A ¹H NMR Study of the DNA Binding of Ruthenium(H) Polypyridyl Complexes

H NMR spectroscopy was used to study the oligonucleotide binding of the Δ enantiomers of [Ru(phen)₂L]²⁺ where the bidentate ligand L is 1,10-phenanthroline (phen), dipyrido[3,2-d:2′,3′-f]quinoxaline (dpq) or dipyrido[3,2-a:2′3′-c](6,7,8,9-tetrahydro)phenazine (dpqC).
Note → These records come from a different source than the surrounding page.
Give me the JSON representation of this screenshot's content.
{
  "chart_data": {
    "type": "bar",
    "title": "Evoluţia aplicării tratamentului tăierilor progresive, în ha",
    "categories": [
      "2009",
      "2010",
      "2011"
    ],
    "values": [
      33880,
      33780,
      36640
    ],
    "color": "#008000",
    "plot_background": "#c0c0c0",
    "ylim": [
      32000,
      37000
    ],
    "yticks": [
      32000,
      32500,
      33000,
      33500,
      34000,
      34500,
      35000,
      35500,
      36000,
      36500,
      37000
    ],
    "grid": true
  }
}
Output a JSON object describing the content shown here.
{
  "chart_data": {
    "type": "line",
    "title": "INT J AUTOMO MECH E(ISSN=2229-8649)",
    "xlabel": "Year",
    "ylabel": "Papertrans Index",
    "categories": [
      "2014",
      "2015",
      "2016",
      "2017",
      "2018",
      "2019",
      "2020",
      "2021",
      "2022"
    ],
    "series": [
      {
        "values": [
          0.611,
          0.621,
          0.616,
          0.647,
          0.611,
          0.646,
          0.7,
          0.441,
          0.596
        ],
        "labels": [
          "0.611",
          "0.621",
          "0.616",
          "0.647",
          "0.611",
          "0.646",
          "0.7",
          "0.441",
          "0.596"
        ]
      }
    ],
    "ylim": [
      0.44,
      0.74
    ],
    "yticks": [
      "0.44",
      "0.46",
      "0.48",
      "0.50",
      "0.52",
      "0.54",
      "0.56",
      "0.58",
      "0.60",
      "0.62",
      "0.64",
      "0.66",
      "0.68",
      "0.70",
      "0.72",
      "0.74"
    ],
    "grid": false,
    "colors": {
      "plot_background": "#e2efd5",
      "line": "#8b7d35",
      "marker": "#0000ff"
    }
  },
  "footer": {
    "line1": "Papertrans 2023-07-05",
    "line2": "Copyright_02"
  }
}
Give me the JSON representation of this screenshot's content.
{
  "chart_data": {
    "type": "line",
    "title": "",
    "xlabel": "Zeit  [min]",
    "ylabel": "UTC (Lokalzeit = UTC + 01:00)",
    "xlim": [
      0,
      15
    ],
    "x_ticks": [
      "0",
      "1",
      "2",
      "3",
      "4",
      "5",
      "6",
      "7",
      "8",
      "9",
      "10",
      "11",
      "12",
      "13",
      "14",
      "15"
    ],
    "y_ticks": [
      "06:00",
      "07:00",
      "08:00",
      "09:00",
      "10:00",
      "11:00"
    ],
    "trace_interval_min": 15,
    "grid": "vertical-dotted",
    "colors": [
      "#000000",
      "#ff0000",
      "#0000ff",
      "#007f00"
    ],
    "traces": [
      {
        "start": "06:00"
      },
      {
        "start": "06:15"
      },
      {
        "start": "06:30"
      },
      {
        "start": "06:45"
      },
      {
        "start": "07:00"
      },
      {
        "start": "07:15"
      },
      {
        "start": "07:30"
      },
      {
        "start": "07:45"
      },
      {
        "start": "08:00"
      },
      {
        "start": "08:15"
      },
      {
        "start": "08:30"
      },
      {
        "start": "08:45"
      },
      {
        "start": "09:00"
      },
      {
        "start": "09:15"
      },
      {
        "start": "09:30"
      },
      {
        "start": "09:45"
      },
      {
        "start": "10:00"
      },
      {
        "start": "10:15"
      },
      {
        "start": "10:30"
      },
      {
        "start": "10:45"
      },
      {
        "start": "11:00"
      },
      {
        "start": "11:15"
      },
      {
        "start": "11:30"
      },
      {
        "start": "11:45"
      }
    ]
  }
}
The data from one- and two-dimensional NMR experiments of the oligonucleotide - metal complex binding suggest that all three ruthenium(II) polypyridyl complexes bind in the DNA minor groove. While a minimally intercalated oligonucleotide binding mode may be proposed for Δ-[Ru(phen)₃]²⁺, the NMR data clearly indicate that Δ-[Ru(phen)₂dpq]²⁺ binds the hexanucleotide d(GTCGAC)₂ by intercalation, of the dpq ligand, from the minor groove. This demonstrates that metallointercalators can intercalate from the DNA minor groove. Molecular modeling of the metal complex in the intercalation site suggests that Δ-[Ru(phen)₂dpq]²⁺ binds in a "head-on" fashion with the phenanthroline rings in the minor groove and the dpq ligand inserted into the nucleotide base stack. NOESY experiments of the binding of Δ-[Ru-(phen)₂dpq]₂₊ with d(GTCGAC)₂ and d(TCGGGATCCCGA)₂ suggest that intercalation from the minor groove is favored at purine-purine/pyrimidine-pyrimidine sequences for this complex. The syntheses of Δ-[Ru-(phen)₂dpq]²⁺ and Δ-[Ru(phen)₂dpqC]²⁺ are reported along with crystal structure of [Ru(phen)₂dpq](PF₆)₂ (monoclinic crystal system, space group P2₁/c, Z = 4, a = 9.483(2) Å, b = 33.374(6) Å, c = 12.900(3) Å, β = 110.05(2)°, V= 3835(2) Å3).